Opinion: America doesn’t take care of their own

By Kevin Knox

In all the years I have followed American politics I have experienced many events that can only be accurately described as “aneurysm-inducing.”

Ever since the 2016 presidential election began, these events have begun to occur more frequently and much more rapidly. Late September, I was forced to endure yet another aneurysm courtesy of President Donald J. Trump.

On Sept. 20, a devastating category 5 hurricane made landfall on the American territory of Puerto Rico. With the island being bombarded with intense winds and rain for over 30 hours, meteorologist Jeff Weber told Vox that “it was as if a 50-60 mile wide tornado raged across Puerto Rico, like a buzz saw.” Much of the island has been left without water or power.

A spokesman for the Puerto Rican government, Carlos Mercader, told PBS “we have full communities that 80 or 90 percent of (the infrastructure) are a complete disaster. They are totally lost.”

Yet despite the fact that an American territory has suffered such a catastrophic event, the American government has treated the situation with an absurdly low sense of urgency.

The Atlantic reports that President Trump did not hold a situation room meeting on the catastrophe until Sept. 26, six days after Hurricane Maria made landfall. The U.S. Navy deployed a ship to bring supplies to Puerto Rico that day, however it did not leave port until Sept. 28 and did not arrive at Puerto Rico until Oct. 3.

On Sept. 29, the president responded to the criticism of the government’s half hearted response to the crisis by eloquently stating “This is an island, surrounded by water. Big water. Ocean water.” Like most of the things that come out of Trump’s mouth, it likely made sense “bigly,” but for those of us with functioning brains, it was confusing, rambling nonsense that did nothing to address the criticism or offer any assurance that Puerto Rico would ever receive the level of aid they so desperately need.

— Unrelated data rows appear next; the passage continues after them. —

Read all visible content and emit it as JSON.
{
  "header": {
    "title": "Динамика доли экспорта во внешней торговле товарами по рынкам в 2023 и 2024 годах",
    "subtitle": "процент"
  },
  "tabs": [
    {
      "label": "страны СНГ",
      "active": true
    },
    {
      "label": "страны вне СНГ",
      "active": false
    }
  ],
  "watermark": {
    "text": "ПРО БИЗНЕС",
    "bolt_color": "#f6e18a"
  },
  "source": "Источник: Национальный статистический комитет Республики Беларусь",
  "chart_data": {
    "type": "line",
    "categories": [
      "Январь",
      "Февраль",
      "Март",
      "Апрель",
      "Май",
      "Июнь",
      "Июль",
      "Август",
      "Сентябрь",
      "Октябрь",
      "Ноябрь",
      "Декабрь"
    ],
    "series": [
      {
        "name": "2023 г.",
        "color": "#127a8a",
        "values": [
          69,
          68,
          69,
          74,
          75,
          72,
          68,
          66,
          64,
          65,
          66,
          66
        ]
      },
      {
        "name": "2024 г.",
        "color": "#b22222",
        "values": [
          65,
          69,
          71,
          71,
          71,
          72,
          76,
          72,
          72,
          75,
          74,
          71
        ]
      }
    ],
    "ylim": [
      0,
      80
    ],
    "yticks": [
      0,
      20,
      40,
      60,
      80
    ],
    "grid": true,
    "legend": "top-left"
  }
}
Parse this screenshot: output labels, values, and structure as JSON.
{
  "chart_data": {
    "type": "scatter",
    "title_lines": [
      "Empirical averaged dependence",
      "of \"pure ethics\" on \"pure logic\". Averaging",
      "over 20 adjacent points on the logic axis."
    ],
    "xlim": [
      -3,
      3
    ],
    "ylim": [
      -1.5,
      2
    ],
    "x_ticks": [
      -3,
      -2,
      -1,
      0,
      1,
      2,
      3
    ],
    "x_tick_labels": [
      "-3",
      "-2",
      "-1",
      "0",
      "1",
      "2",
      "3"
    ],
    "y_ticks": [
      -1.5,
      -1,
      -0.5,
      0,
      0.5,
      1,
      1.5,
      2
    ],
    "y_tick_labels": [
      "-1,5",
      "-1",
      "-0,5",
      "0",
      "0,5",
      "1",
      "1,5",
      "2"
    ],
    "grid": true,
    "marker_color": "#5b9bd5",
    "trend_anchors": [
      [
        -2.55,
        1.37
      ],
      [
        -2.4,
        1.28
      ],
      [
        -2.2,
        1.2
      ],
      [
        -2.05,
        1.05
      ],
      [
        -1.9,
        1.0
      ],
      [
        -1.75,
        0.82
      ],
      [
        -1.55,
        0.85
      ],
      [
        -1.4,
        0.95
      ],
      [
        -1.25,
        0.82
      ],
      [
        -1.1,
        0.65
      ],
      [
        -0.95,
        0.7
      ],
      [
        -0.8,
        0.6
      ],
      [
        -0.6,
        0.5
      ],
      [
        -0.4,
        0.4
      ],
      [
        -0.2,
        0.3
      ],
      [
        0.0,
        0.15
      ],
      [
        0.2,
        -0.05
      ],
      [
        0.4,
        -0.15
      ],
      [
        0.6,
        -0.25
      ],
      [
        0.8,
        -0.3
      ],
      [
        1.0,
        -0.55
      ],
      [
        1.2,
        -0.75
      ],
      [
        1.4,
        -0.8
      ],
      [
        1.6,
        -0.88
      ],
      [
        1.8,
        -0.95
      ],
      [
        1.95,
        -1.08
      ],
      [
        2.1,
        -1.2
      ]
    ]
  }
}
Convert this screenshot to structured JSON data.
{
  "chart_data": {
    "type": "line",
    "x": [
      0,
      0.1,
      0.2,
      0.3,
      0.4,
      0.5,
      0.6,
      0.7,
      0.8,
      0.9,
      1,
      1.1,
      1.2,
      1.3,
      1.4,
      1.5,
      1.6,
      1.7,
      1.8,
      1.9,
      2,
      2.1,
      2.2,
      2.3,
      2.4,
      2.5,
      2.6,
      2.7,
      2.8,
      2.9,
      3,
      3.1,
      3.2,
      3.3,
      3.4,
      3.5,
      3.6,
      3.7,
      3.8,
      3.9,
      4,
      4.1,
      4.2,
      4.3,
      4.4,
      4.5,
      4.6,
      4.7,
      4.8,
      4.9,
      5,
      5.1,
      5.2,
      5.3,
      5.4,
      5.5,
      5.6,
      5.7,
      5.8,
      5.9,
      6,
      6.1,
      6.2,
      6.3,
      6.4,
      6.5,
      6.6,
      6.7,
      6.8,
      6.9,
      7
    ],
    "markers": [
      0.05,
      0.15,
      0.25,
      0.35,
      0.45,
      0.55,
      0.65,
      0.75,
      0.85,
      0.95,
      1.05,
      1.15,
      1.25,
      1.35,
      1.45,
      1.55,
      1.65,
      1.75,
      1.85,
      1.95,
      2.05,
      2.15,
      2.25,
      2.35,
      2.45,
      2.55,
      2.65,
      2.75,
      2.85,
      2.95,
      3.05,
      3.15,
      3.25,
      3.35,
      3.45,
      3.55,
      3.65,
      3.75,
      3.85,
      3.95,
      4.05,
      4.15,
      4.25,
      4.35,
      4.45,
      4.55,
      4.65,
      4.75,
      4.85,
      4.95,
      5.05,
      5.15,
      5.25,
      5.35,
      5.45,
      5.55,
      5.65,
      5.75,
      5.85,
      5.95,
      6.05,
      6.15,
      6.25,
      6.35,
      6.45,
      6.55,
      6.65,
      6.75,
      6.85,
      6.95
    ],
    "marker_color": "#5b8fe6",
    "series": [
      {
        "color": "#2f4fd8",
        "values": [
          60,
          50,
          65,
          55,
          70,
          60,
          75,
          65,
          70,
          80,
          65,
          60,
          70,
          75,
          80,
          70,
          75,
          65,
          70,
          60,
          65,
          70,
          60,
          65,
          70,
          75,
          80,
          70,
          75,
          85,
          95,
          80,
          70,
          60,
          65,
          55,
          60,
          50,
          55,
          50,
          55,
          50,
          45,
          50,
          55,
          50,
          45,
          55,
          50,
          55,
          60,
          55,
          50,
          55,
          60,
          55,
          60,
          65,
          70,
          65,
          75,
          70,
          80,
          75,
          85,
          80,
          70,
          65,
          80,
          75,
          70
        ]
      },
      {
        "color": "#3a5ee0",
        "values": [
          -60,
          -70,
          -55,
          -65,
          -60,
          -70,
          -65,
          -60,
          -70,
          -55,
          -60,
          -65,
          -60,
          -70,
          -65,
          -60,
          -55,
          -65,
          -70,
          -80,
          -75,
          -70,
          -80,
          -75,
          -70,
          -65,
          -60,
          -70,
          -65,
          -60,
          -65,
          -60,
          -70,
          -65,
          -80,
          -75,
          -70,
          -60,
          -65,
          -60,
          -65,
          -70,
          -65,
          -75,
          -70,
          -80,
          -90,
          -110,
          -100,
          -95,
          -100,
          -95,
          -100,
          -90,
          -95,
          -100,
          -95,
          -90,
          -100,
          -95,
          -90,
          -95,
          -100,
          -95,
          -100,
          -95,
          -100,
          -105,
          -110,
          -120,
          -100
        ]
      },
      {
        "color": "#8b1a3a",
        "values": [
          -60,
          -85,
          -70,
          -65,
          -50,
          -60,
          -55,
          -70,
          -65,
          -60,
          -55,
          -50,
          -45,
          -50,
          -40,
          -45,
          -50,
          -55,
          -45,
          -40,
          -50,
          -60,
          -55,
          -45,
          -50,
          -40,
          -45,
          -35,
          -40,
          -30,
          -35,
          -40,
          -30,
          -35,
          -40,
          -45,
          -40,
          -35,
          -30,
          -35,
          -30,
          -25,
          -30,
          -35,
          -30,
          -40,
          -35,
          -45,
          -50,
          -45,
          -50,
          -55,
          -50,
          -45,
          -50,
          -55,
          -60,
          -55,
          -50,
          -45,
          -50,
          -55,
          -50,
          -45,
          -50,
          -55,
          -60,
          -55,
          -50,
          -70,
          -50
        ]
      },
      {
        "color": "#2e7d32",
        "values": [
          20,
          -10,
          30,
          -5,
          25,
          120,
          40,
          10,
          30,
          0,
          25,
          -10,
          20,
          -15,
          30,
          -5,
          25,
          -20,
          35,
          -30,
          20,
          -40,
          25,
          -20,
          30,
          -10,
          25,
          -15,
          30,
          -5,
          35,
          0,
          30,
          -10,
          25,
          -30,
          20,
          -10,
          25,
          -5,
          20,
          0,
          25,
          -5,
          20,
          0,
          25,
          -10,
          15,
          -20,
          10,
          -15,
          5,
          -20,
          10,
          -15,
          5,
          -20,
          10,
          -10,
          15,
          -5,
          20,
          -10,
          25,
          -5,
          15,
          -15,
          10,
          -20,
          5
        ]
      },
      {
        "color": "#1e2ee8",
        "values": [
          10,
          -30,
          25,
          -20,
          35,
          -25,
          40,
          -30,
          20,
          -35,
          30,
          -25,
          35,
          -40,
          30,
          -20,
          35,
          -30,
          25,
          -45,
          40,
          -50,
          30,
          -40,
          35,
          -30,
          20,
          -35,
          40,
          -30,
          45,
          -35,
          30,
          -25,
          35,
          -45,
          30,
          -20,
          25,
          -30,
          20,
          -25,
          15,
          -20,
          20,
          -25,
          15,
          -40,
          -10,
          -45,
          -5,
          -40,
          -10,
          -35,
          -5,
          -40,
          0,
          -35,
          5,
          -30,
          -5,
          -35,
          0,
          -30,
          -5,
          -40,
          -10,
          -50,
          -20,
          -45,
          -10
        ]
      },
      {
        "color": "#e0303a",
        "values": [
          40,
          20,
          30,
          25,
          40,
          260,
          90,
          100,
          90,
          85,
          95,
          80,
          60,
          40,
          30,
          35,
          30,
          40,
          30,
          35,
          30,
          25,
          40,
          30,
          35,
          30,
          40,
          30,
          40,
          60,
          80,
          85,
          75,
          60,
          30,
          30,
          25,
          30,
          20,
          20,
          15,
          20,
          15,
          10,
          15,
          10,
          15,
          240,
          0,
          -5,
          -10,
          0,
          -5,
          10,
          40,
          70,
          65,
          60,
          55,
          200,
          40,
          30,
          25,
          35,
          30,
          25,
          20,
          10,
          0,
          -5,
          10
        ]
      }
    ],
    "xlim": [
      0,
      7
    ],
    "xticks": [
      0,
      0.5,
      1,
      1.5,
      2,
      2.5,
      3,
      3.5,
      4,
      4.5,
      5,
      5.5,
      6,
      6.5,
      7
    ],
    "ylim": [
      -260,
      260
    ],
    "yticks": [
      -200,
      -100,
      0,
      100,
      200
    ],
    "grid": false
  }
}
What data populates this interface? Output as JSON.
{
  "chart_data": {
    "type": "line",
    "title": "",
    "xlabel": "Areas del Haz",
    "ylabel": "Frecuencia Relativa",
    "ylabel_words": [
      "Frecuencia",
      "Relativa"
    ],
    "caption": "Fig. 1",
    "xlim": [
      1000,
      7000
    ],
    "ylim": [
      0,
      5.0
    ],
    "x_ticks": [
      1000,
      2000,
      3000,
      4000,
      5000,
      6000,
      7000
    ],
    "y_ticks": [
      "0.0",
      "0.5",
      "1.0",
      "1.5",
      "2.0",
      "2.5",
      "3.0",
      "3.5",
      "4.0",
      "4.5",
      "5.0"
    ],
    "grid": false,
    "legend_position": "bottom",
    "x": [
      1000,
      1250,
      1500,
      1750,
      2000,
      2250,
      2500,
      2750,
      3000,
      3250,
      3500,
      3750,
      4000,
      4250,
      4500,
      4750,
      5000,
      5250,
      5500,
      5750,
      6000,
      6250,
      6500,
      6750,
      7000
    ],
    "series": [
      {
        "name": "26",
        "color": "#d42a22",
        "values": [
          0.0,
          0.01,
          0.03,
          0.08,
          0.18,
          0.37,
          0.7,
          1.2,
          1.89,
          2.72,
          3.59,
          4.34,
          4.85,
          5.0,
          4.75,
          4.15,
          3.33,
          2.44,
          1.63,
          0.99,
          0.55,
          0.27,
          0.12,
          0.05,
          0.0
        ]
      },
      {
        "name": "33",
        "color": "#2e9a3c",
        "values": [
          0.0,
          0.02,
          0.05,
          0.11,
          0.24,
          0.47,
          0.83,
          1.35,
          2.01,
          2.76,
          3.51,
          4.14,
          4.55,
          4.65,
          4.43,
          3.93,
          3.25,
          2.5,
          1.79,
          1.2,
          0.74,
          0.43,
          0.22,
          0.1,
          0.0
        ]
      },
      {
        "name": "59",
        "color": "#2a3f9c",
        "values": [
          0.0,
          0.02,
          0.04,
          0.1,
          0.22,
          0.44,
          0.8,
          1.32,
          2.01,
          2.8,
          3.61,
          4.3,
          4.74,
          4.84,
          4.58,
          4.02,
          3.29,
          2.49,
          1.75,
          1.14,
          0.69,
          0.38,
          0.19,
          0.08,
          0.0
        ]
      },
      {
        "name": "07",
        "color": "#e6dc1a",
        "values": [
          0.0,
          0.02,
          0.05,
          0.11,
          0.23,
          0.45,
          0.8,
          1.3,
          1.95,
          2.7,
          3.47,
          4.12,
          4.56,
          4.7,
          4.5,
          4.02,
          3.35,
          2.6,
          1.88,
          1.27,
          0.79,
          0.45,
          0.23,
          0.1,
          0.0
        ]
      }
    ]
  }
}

The Atlantic reports that in the days after this, the U.S. government released several statements about the relief efforts. Many of which contradicted each other, or were contradicted by Puerto Rican officials. On Oct. 3, almost two weeks after the hurricane made landfall, Trump finally visited the island, ready to make such a display of buffoonery that all who bore witness might smash their televisions and computers in a wild frenzy.

During his public meeting in an auditorium of some kind in San Juan, the president had the audacity to chastise Puerto Ricans for “(throwing) our budget a little out of whack.”

Oh, but it’s alright because he prefaced this statement by saying “I hate to tell you this” and also added “That’s fine. We saved a lot of lives.”

In years past, a sitting president making such an insulting, backhanded remark to American citizens that had just experienced such a catastrophic event might have blown our minds, but it seems we have become so numb to the idiotic antics of this greasy oompaloompa that we might actually have been more surprised had he actually said something sensible.

Immediately following that statement, the president then belittled their plight, comparing it to “real” disasters. “If you look at a real catastrophe like Katrina, and you look at the tremendous hundreds and hundreds and hundreds of people that died, and you look at what happened here and what is your death count? Sixteen people, versus in the thousands, you can be very proud.”

The cherry on top, however, was Trump taking the time to pass out supplies to the crowd that had gathered for the event. And by “pass out supplies,” I actually mean toss single rolls of paper towels – which the president described as “beautiful, soft towels. Good towels” – into the crowd in the same manner that cheerleaders toss t-shirts into the crowd at sporting events.

At this point the entire situation has left me catatonic.

I have no words. No amount of creative explicatives can say anything that the events which have unfolded can’t say better themselves.

What we have is a president who cares far more about photo-opportunities than the people of Puerto Rico and a lazy uncoordinated government response to the crisis that has devastated their home.

There is little hope in any of this changing and besides, our commander- in -chief has already moved on to much more important matters, such as waging another petty and idiotic Twitter war with a former Republican congressman.

God help Puerto Rico, because our government isn’t.